While the wages of most workers have been stagnating and even decreasing due to inflation over the past several years, Schwarzenegger proposed to strip government workers’ pension benefits while vetoing a modest rise in the minimum wage for the working poor. At the same time, he favored a failed attempt to cripple unions so they would be unable to participate financially in political activity.
At the same time that public concern grows about overcrowding and lack of qualified teachers at all levels in our public schools, Schwarzenegger made a short-term agreement with educational leaders to cut and then restore mandated education funds in the state budget. He has only this month finally restored those funds as promised, after solid public rebuke at the polls and having been taken to court by educational leaders to restore those voter-mandated education funds.

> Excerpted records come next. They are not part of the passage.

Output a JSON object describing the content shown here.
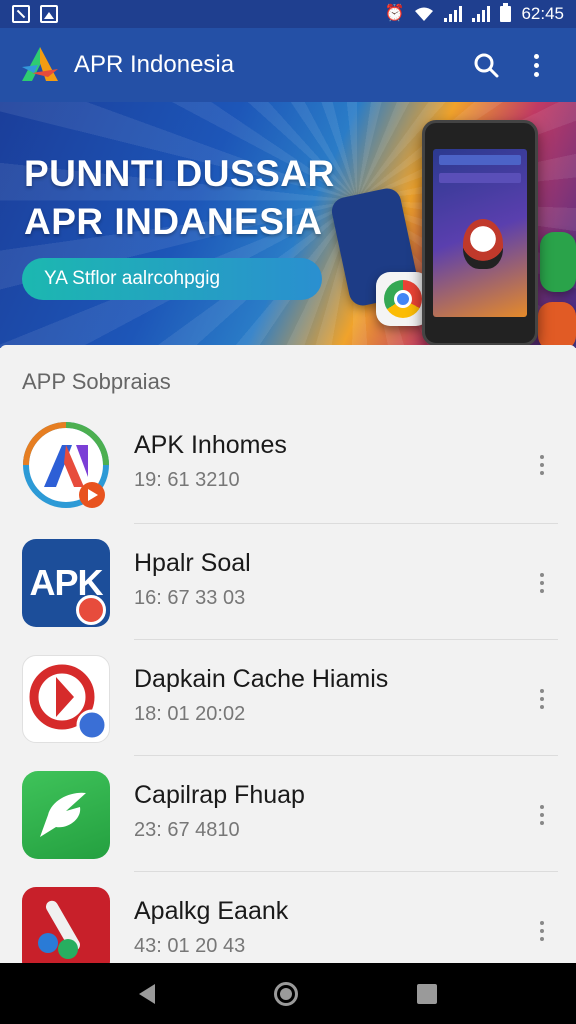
{
  "status_bar": {
    "time": "62:45",
    "left_icons": [
      "notification-n-icon",
      "image-icon"
    ],
    "right_icons": [
      "alarm-icon",
      "wifi-icon",
      "signal-icon",
      "signal-icon",
      "battery-icon"
    ]
  },
  "app_bar": {
    "title": "APR Indonesia",
    "icons": [
      "app-logo-icon",
      "search-icon",
      "more-vert-icon"
    ],
    "color": "#2450a6"
  },
  "banner": {
    "headline_line1": "PUNNTI DUSSAR",
    "headline_line2": "APR INDANESIA",
    "pill_text": "YA Stflor aalrcohpgig"
  },
  "list": {
    "section_title": "APP Sobpraias",
    "items": [
      {
        "title": "APK Inhomes",
        "subtitle": "19: 61 3210",
        "icon": "apk-inhomes-icon",
        "more_icon": "more-vert-icon"
      },
      {
        "title": "Hpalr Soal",
        "subtitle": "16: 67 33 03",
        "icon": "apk-blue-icon",
        "icon_text": "APK",
        "more_icon": "more-vert-icon"
      },
      {
        "title": "Dapkain Cache Hiamis",
        "subtitle": "18: 01 20:02",
        "icon": "cache-cleaner-icon",
        "more_icon": "more-vert-icon"
      },
      {
        "title": "Capilrap Fhuap",
        "subtitle": "23: 67 4810",
        "icon": "green-chat-icon",
        "more_icon": "more-vert-icon"
      },
      {
        "title": "Apalkg Eaank",
        "subtitle": "43: 01 20 43",
        "icon": "red-tools-icon",
        "more_icon": "more-vert-icon"
      }
    ]
  },
  "nav_bar": {
    "icons": [
      "back-icon",
      "home-icon",
      "recents-icon"
    ]
  }
}
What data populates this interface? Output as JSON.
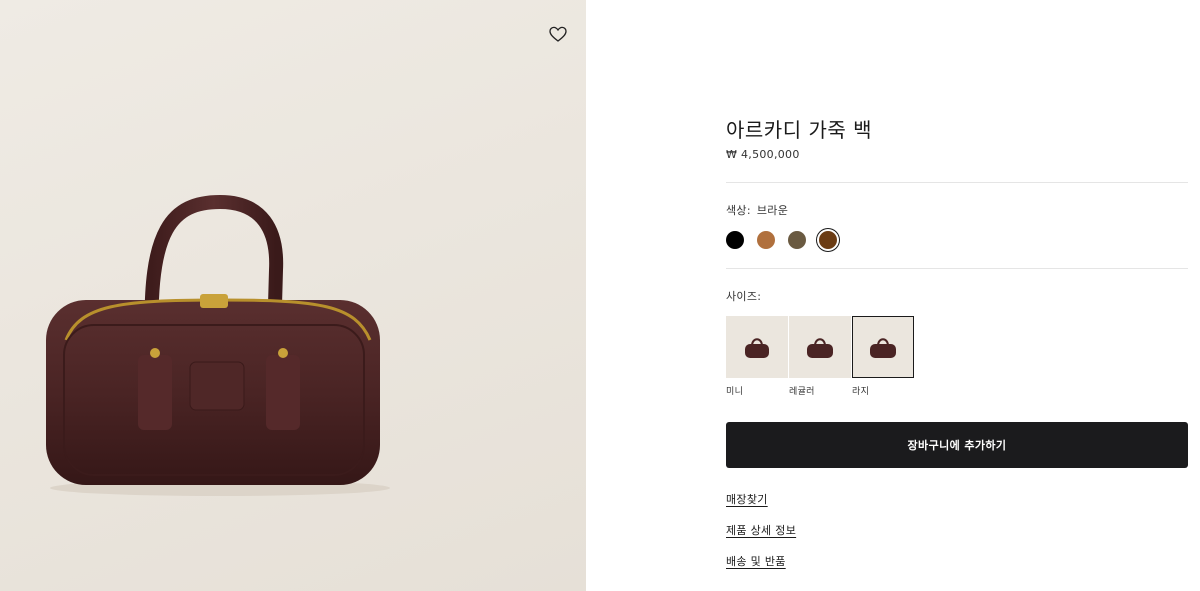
{
  "product": {
    "title": "아르카디 가죽 백",
    "price": "₩ 4,500,000"
  },
  "color": {
    "label": "색상:",
    "selected": "브라운",
    "swatches": [
      {
        "name": "black",
        "hex": "#000000"
      },
      {
        "name": "cognac",
        "hex": "#b0703d"
      },
      {
        "name": "olive",
        "hex": "#6a5a41"
      },
      {
        "name": "brown",
        "hex": "#6b3c14",
        "selected": true
      }
    ]
  },
  "size": {
    "label": "사이즈:",
    "options": [
      {
        "label": "미니"
      },
      {
        "label": "레귤러"
      },
      {
        "label": "라지",
        "selected": true
      }
    ]
  },
  "cart": {
    "button_label": "장바구니에 추가하기"
  },
  "links": {
    "store_finder": "매장찾기",
    "product_details": "제품 상세 정보",
    "shipping_returns": "배송 및 반품"
  },
  "icons": {
    "wishlist": "heart-icon"
  },
  "colors": {
    "button_bg": "#1b1b1d",
    "bag": "#4a2626"
  }
}
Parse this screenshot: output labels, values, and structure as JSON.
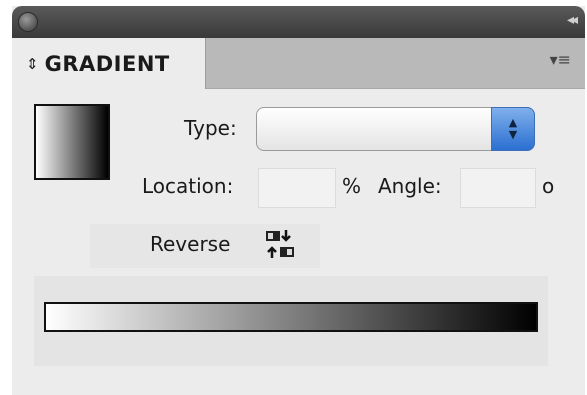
{
  "panel": {
    "collapse_label": "◂◂",
    "tab_arrows": "⇕",
    "tab_title": "GRADIENT",
    "menu_icon": "≡"
  },
  "fields": {
    "type_label": "Type:",
    "type_value": "",
    "location_label": "Location:",
    "location_value": "",
    "percent_unit": "%",
    "angle_label": "Angle:",
    "angle_value": "",
    "angle_unit": "o",
    "reverse_label": "Reverse"
  },
  "gradient": {
    "start_color": "#ffffff",
    "end_color": "#000000"
  },
  "colors": {
    "accent": "#2b6fd1"
  }
}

Air pollution has been a continuing problem, particularly in Southern California. It has been moderated by efforts to set pollution controls on diesels, autos and industries, and by slowly building public transportation. These measures have certainly helped over the years, yet due to flagrant violations by diesel manufacturers and failure to impose even stronger pollution controls, the lethal pollution problem is still very much with us.
Now an agreement is in place with the Legislature to cap pollution emissions further, yet Schwarzenegger has negotiated an escape clause for industries in case of “economic emergency.”
Completely under the radar is the recent bill that allows the huge telecom and cable companies to bypass local regulation that has provided cable access for local communities. One of Schwarzenegger’s political advisers, Matthew Dowd, also is a lobbyist for one of the big telecoms, AT&T, according to a recent report in the Los Angeles Times. These companies provided big campaign funds while sweet-talking lawmakers into passing their beneficial legislation which now threatens existing local public access with plans to broadcast over our community infrastructure.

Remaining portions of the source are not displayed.